A pecuária sustentável é um modelo que muitos veem como uma contradição. Mas, segundo um estudo da Embrapa Pantanal, realizado pelo pesquisador Urbano Gomes Pinto de Abreu, a existência de uma atividade pecuária que não prejudique o meio ambiente é possível, principalmente, através da introdução de tecnologias.

"É possível uma pecuária sem prejudicar o meio ambiente"

 Urbano Gomes,
 da Embrapa Pantanal

 O trabalho vem sendo desenvolvido há oito anos através do monitoramento de fazendas nas sub-regiões da Nhecolândia e Paiaguas (MS), principais áreas de criação de gado de corte.
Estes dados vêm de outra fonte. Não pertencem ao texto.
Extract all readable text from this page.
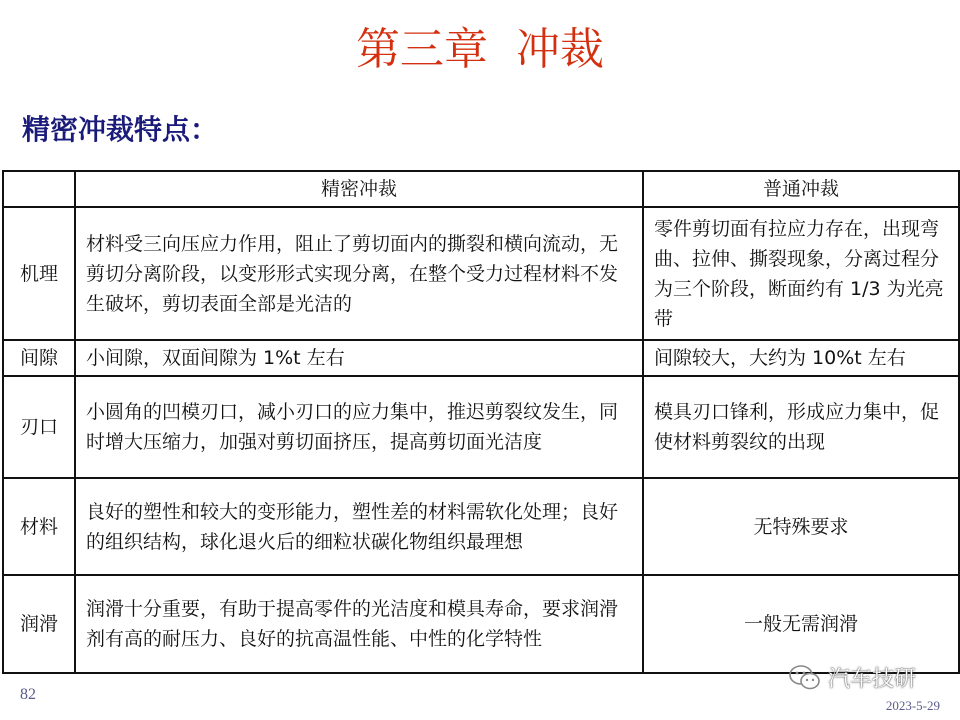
第三章  冲裁
精密冲裁特点：
	精密冲裁	普通冲裁
机理	材料受三向压应力作用，阻止了剪切面内的撕裂和横向流动，无剪切分离阶段，以变形形式实现分离，在整个受力过程材料不发生破坏，剪切表面全部是光洁的	零件剪切面有拉应力存在，出现弯曲、拉伸、撕裂现象，分离过程分为三个阶段，断面约有 1/3 为光亮带
间隙	小间隙，双面间隙为 1%t 左右	间隙较大，大约为 10%t 左右
刃口	小圆角的凹模刃口，减小刃口的应力集中，推迟剪裂纹发生，同时增大压缩力，加强对剪切面挤压，提高剪切面光洁度	模具刃口锋利，形成应力集中，促使材料剪裂纹的出现
材料	良好的塑性和较大的变形能力，塑性差的材料需软化处理；良好的组织结构，球化退火后的细粒状碳化物组织最理想	无特殊要求
润滑	润滑十分重要，有助于提高零件的光洁度和模具寿命，要求润滑剂有高的耐压力、良好的抗高温性能、中性的化学特性	一般无需润滑
82
2023-5-29
汽车技研
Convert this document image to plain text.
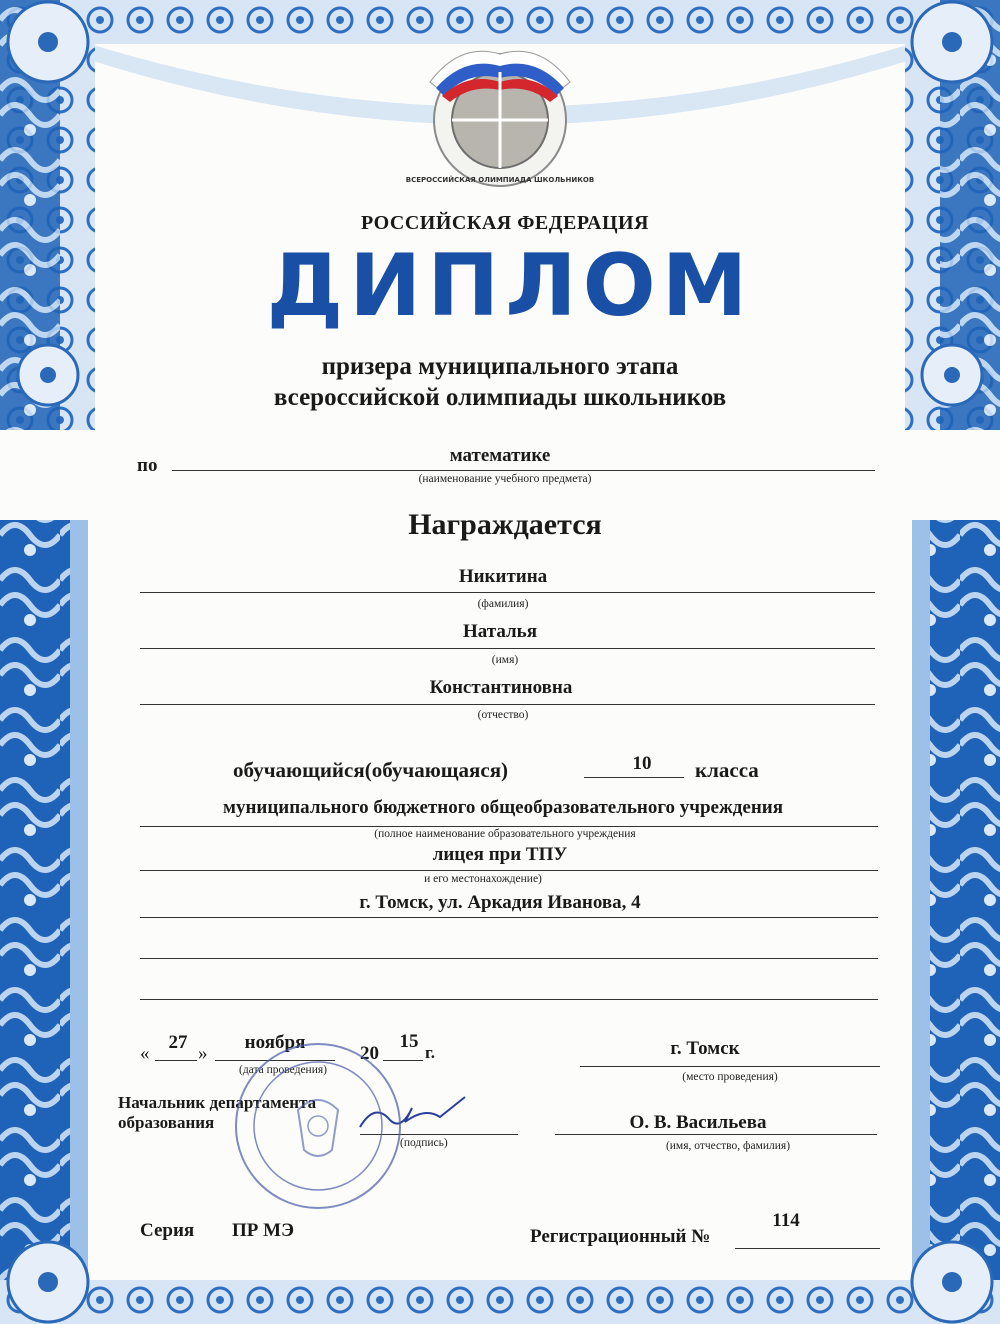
ВСЕРОССИЙСКАЯ ОЛИМПИАДА ШКОЛЬНИКОВ
РОССИЙСКАЯ ФЕДЕРАЦИЯ
ДИПЛОМ
призера муниципального этапа
всероссийской олимпиады школьников
по	математике
(наименование учебного предмета)
Награждается
Никитина
(фамилия)
Наталья
(имя)
Константиновна
(отчество)
обучающийся(обучающаяся)	10 класса
муниципального бюджетного общеобразовательного учреждения
(полное наименование образовательного учреждения
лицея при ТПУ
и его местонахождение)
г. Томск, ул. Аркадия Иванова, 4
«
27
»
ноября
20
15
г.
(дата проведения)
г. Томск
(место проведения)
Начальник департамента
образования
(подпись)
О. В. Васильева
(имя, отчество, фамилия)
Серия ПР МЭ	Регистрационный №
114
Com base nesses dados, a Embrapa Pantanal criou o índice de sustentabilidade econômico, ambiental e social para a produção da região.

As principais tecnologias empregadas são: estação de monta, avaliação da melhor linhagem de touro nelore adaptada à região, desmama antecipada, descarte técnico de vacas, sistema de gestão e conscientização dos trabalhadores rurais.

Segundo o pesquisador, com a implementação das tecnologias ao longo do tempo e o acompanhamento da  parte econômica e ambiental para saber como o meio ambiente reagiria, principalmente na questão das pastagens nativas, foi possível obter um resultado muito bom.

— O  que verificamos nas fazendas que acompanhamos foi que a introdução das tecnologias aliadas ao uso de uma área pequena de pastagem nativa, em torno de 5% a 10%  das propriedades, resolveu perfeitamente a  produtividade e garantiu a sustentabilidade sem prejudicar o meio ambiente.